La matière SES avait tout pour me plaire puisque c’était le seul cursus scolaire au lycée à vraiment préparer les élèves au monde tel qu’il devrait être. La finalité de mon enseignement était limpide, les instructions ministérielles faisant foi : « Conduire à l’intelligence des économies et sociétés d’aujourd’hui et intégrer cette acquisition à la formation générale des élèves. Le bac ES peut déboucher aussi bien sur des études de sciences économiques, de sociologie, de droit, de science politique, d’administration économique et sociale, de gestion, d’histoire et géographie économiques, etc. L’esprit et les contenus de l’enseignement économique et social ne peuvent donc se définir par référence à une seule discipline. Ayant pour objet la réalité sociale, il s’efforce d’utiliser, pour amener les élèves à la comprendre, toutes les voies d’approche qui peuvent servir à atteindre ce résultat : économique, bien sûr, et proprement sociologique, mais aussi, selon le cas, juridique, démographique, anthropologique, sans oublier le nécessaire cadre historique et géographique dans lequel se situent les faits étudiés. »

Mais l’enseignement des SES été constamment en butte à un establishment hostile. Au fil de ma carrière, les critiques contre les SES ont été de plus en plus violentes, y compris de la part des universitaires. Il est vrai que la pression des milieux économiques a été constante. Notre enseignement pouvait être accusé de marxisme, de macroéconomisme ou de contempteur du marché. On a envisagé de supprimer la matière, de réduire ses horaires, de l’intégrer à l’histoire-géo, ou aux techniques de gestion, jusqu’à présent en vain.

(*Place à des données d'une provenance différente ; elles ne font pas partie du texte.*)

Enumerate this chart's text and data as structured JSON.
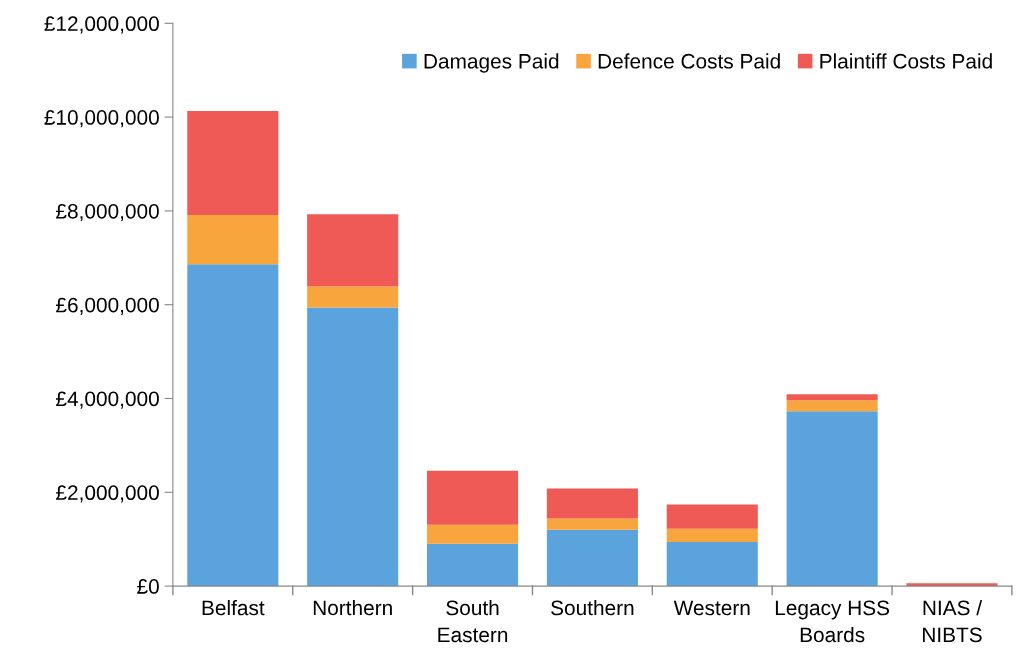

La dernière offensive d’une frange conservatrice du patronat que j’ai vécu en fin de carrière a eu lieu en 2008. Un premier rapport sur l’enseignement des SES au lycée émanait de l’AEF (association d’économie financière), présidée par Yvon Gattaz (ancien président du CNPF). Un deuxième, de l’Académie des sciences morales et politiques (ASMP, dont Yvon Gattaz était également doyen – section « Économie politique, statistique et finances » ) concordait avec le premier comme de bien entendu. Aucun membre de la section « morale et sociologie » n’avait été associé à ce rapport sur les SES (sciences économiques ET sociales) au lycée. C’est donc la section économie qui dénonce une « vision de l’économie et de la société française affectée d’un biais vraiment pessimiste ». Les experts auditionnés, tous universitaires, préconisent de distinguer, dans les programmes et dans l’enseignement, la science économique des autres disciplines des sciences sociales. « La multidisciplinarité ne convient pas aux besoins de l’enseignement, particulièrement au niveau du lycée – pas plus qu’on ne saurait, par exemple, recommander la fusion des enseignements de chimie et de sciences de la vie au prétexte que les deux disciplines fournissent des visions complémentaires des phénomènes biochimiques » « L’idée de ‘regards croisés’, mêlant des approches diverses et souvent divergentes, paraît en revanche dangereuse, dans la mesure où elle gêne l’acquisition de compétences spécifiques, et conduit naturellement à un relativisme néfaste. »

Ils regrettent également que la microéconomie soit « complètement négligée » alors qu’elle est « beaucoup moins controversée que la macroéconomie ». Ils demandent également une hausse du niveau en mathématiques, ce qui permettrait d’introduire « plus de formalisation ». Ils prônent un enseignement de « savoirs » fondamentaux en économie. L’un des experts déclare : « Quelles que soient les opinions politiques ou idéologiques des uns et des autres, tout économiste sait que l’effet d’un choc restreignant l’offre sur un marché à demande inélastique conduit à une forte hausse des prix, avec en corollaire une hausse des profits des producteurs ».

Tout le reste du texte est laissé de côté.